The null hypothesis of the \(\chi^2\) independence test is:
We can perform the test using the chisq.test()
function and directly use the cross-tabulation object:
chi1 <- chisq.test(mytable)
chi1
##
## Pearson's Chi-squared test
##
## data: mytable
## X-squared = 14.123, df = 10, p-value = 0.1674
Alternatively, you can also specify the two variables:
chi2 <- chisq.test(
pss$stfdem,
pss$gndr
)
chi2
The calculation of the \(\chi^2\) independence test requires two assumptions:
\(\Rightarrow\) Cross table! (\(\checkmark\))
The function chisq.test()
stores various values. Therefore, an associated object has the data type list. This data type is new to you. It is another data type that plays a significant role in R. In the list data type, multiple pieces of information can be stored, similar to a list on paper. You can use str()

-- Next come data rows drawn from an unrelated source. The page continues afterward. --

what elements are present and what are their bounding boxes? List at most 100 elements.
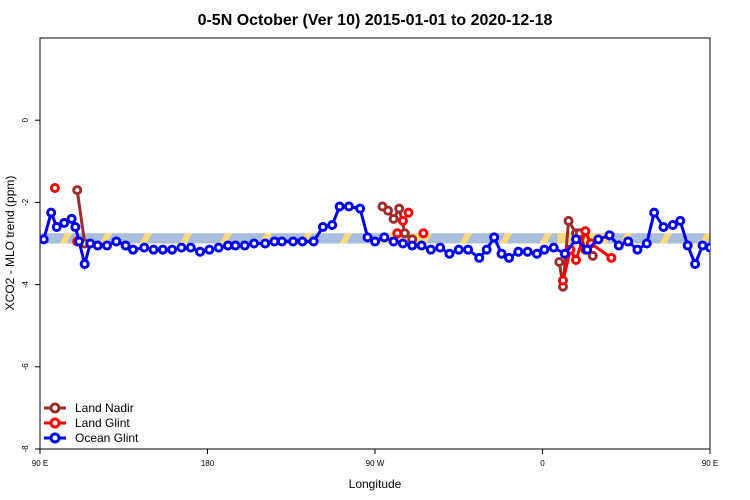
legend-entry: Ocean Glint xyxy=(44,431,139,445)
x-tick-label: 90 W xyxy=(366,459,385,468)
land-nadir-point xyxy=(554,256,565,267)
ocean-glint-point xyxy=(334,201,345,212)
legend-label: Land Glint xyxy=(75,416,130,430)
ocean-glint-point xyxy=(327,220,338,231)
ocean-glint-point xyxy=(204,244,215,255)
ocean-glint-point xyxy=(649,207,660,218)
ocean-glint-point xyxy=(582,244,593,255)
ocean-glint-point xyxy=(59,217,70,228)
x-tick-label: 180 xyxy=(201,459,215,468)
x-axis-label: Longitude xyxy=(349,477,402,491)
land-glint-point xyxy=(392,228,403,239)
land-nadir-point xyxy=(394,203,405,214)
x-tick-label: 90 E xyxy=(702,459,718,468)
ocean-glint-point xyxy=(504,252,514,263)
land-nadir-point xyxy=(587,250,598,261)
ocean-glint-point xyxy=(474,252,485,263)
legend-entry: Land Nadir xyxy=(44,401,134,415)
ocean-glint-point xyxy=(120,240,131,251)
legend-swatch-marker xyxy=(49,432,61,444)
ocean-glint-point xyxy=(444,248,455,259)
legend-swatch-marker xyxy=(49,417,61,429)
legend-label: Ocean Glint xyxy=(75,431,139,445)
land-glint-point xyxy=(606,252,617,263)
ocean-glint-point xyxy=(453,244,464,255)
ocean-glint-point xyxy=(481,244,492,255)
ocean-glint-point xyxy=(276,236,287,247)
ocean-glint-point xyxy=(407,240,418,251)
ocean-glint-point xyxy=(343,201,354,212)
ocean-glint-point xyxy=(167,244,178,255)
ocean-glint-point xyxy=(397,238,408,249)
ocean-glint-point xyxy=(370,236,380,247)
reference-band-highlight xyxy=(380,233,422,244)
y-tick-label: 0 xyxy=(21,117,30,122)
ocean-glint-point xyxy=(416,240,427,251)
ocean-glint-point xyxy=(128,244,139,255)
ocean-glint-point xyxy=(388,236,399,247)
x-tick-label: 90 E xyxy=(32,459,48,468)
ocean-glint-point xyxy=(513,246,524,257)
ocean-glint-point xyxy=(489,232,500,243)
ocean-glint-point xyxy=(79,259,90,270)
ocean-glint-point xyxy=(317,222,328,233)
legend-label: Land Nadir xyxy=(75,401,134,415)
ocean-glint-point xyxy=(157,244,168,255)
ocean-glint-point xyxy=(641,238,652,249)
land-glint-point xyxy=(403,207,414,218)
ocean-glint-point xyxy=(195,246,206,257)
ocean-glint-point xyxy=(46,207,57,218)
ocean-glint-point xyxy=(249,238,260,249)
land-glint-point xyxy=(571,254,581,265)
ocean-glint-point xyxy=(425,244,436,255)
ocean-glint-point xyxy=(531,248,542,259)
y-tick-label: -8 xyxy=(21,445,30,453)
ocean-glint-point xyxy=(185,242,196,253)
ocean-glint-point xyxy=(571,234,581,245)
ocean-glint-point xyxy=(111,236,122,247)
ocean-glint-point xyxy=(139,242,150,253)
ocean-glint-point xyxy=(613,240,624,251)
y-tick-label: -4 xyxy=(21,280,30,288)
ocean-glint-point xyxy=(623,236,634,247)
ocean-glint-point xyxy=(675,215,686,226)
ocean-glint-point xyxy=(690,259,701,270)
land-nadir-point xyxy=(72,185,83,196)
land-glint-point xyxy=(418,228,429,239)
ocean-glint-point xyxy=(85,238,96,249)
y-axis-label: XCO2 - MLO trend (ppm) xyxy=(3,176,17,311)
land-nadir-point xyxy=(563,215,574,226)
ocean-glint-point xyxy=(362,232,373,243)
ocean-glint-point xyxy=(463,244,474,255)
land-glint-point xyxy=(397,215,408,226)
y-tick-label: -2 xyxy=(21,198,30,206)
ocean-glint-point xyxy=(632,244,643,255)
land-nadir-point xyxy=(388,213,399,224)
ocean-glint-point xyxy=(705,242,710,253)
ocean-glint-point xyxy=(297,236,308,247)
ocean-glint-point xyxy=(593,234,604,245)
ocean-glint-point xyxy=(539,244,550,255)
land-glint-point xyxy=(49,183,60,194)
chart-title: 0-5N October (Ver 10) 2015-01-01 to 2020… xyxy=(198,12,553,29)
ocean-glint-point xyxy=(379,232,390,243)
ocean-glint-point xyxy=(260,238,271,249)
legend-swatch-marker xyxy=(49,402,61,414)
land-nadir-line xyxy=(75,189,87,244)
legend-entry: Land Glint xyxy=(44,416,130,430)
ocean-glint-point xyxy=(682,240,693,251)
ocean-glint-point xyxy=(92,240,103,251)
ocean-glint-point xyxy=(70,222,81,233)
y-tick-label: -6 xyxy=(21,363,30,371)
ocean-glint-point xyxy=(308,236,319,247)
x-tick-label: 0 xyxy=(540,459,545,468)
ocean-glint-point xyxy=(355,203,366,214)
ocean-glint-point xyxy=(148,244,159,255)
ocean-glint-point xyxy=(496,248,507,259)
ocean-glint-point xyxy=(604,230,615,241)
ocean-glint-point xyxy=(697,240,708,251)
ocean-glint-point xyxy=(559,248,570,259)
ocean-glint-point xyxy=(230,240,241,251)
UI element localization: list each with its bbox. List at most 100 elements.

to display what has been stored in the list:
str(chi1)
## List of 9
## $ statistic: Named num 14.1
## ..- attr(*, "names")= chr "X-squared"
## $ parameter: Named int 10
## ..- attr(*, "names")= chr "df"
## $ p.value : num 0.167
## $ method : chr "Pearson's Chi-squared test"
## $ data.name: chr "mytable"
## $ observed : 'table' int [1:11, 1:2] 117 133 211 287 377 466 311 251 164 82 ...
## ..- attr(*, "dimnames")=List of 2
## .. ..$ : chr [1:11] "0" "1" "2" "3" ...
## .. ..$ : chr [1:2] "female" "male"
## $ expected : num [1:11, 1:2] 112 133 217 307 375 ...
## ..- attr(*, "dimnames")=List of 2
## .. ..$ : chr [1:11] "0" "1" "2" "3" ...
## .. ..$ : chr [1:2] "female" "male"
## $ residuals: 'table' num [1:11, 1:2] 0.4316 -0.0275 -0.3999 -1.1649 0.0992 ...
## ..- attr(*, "dimnames")=List of 2
## .. ..$ : chr [1:11] "0" "1" "2" "3" ...
## .. ..$ : chr [1:2] "female" "male"
## $ stdres : 'table' num [1:11, 1:2] 0.6233 -0.0398 -0.5909 -1.7577 0.1521 ...
## ..- attr(*, "dimnames")=List of 2
## .. ..$ : chr [1:11] "0" "1" "2" "3" ...
## .. ..$ : chr [1:2] "female" "male"
## - attr(*, "class")= chr "htest"
The list data type can store different elements as a list, making these elements individually accessible. For example, different vectors can be stored in a list. The individual parts of a list can be output using the ls()
function and addressed with the $
sign.
ls(chi1)
## [1] "data.name" "expected" "method" "observed" "p.value" "parameter"
## [7] "residuals" "statistic" "stdres"
To see the expected values, we access expected
from the object chi1
.
chi1$expected
##
## female male
## 0 112.42406 113.57594
## 1 133.31702 134.68298
## 2 216.88889 219.11111
## 3 307.42508 310.57492
## 4 375.07849 378.92151
## 5 422.83384 427.16616
## 6 313.89195 317.10805
## 7 259.66972 262.33028
## 8 168.13863 169.86137
## 9 89.04383 89.95617
## 10 41.28848 41.71152
You can see that the condition of having at least \(5\) cases in each cell of the expected values is also met.
So far, we have only conducted the \(\chi^2\) independence test. However, in addition to the general relationship, it is often of interest to know how strong this relationship is or in which direction it goes.
We calculate Cramer’s V for the strength of the relationship between two at least nominally scaled variables. We use the function CramerV()
from the library DescTools
. You specify the two variables and in the third argument, you set the confidence interval (in this case, $0.95`):
install.packages("DescTools")
library("DescTools")
CramerV(
pss$stfdem,
pss$gndr,
conf.level = 0.95 # Konfidenzintervall
)
## Cramer V lwr.ci upr.ci
## 0.05365996 0.00000000 0.06613029
We interpret the test as follows: The first column shows the value for Cramer’s V, and the second and third columns show the confidence interval for this value. If the interval does not include the value \(0\), the result is significant. In this case, we see that the result is not significant.
The following boundaries apply for interpreting the value:
Lower Bound | Upper Bound | Interpretation |
---|---|---|
\(0\) | \(0.1\) | no association |
\(0.1\) | \(0.3\) | weak |
\(0.3\) | \(0.6\) | moderate |
\(0.6\) | \(1\) | strong |
If not only the strength of the association should be interpreted but also the direction of the relationship, a correlation must be calculated.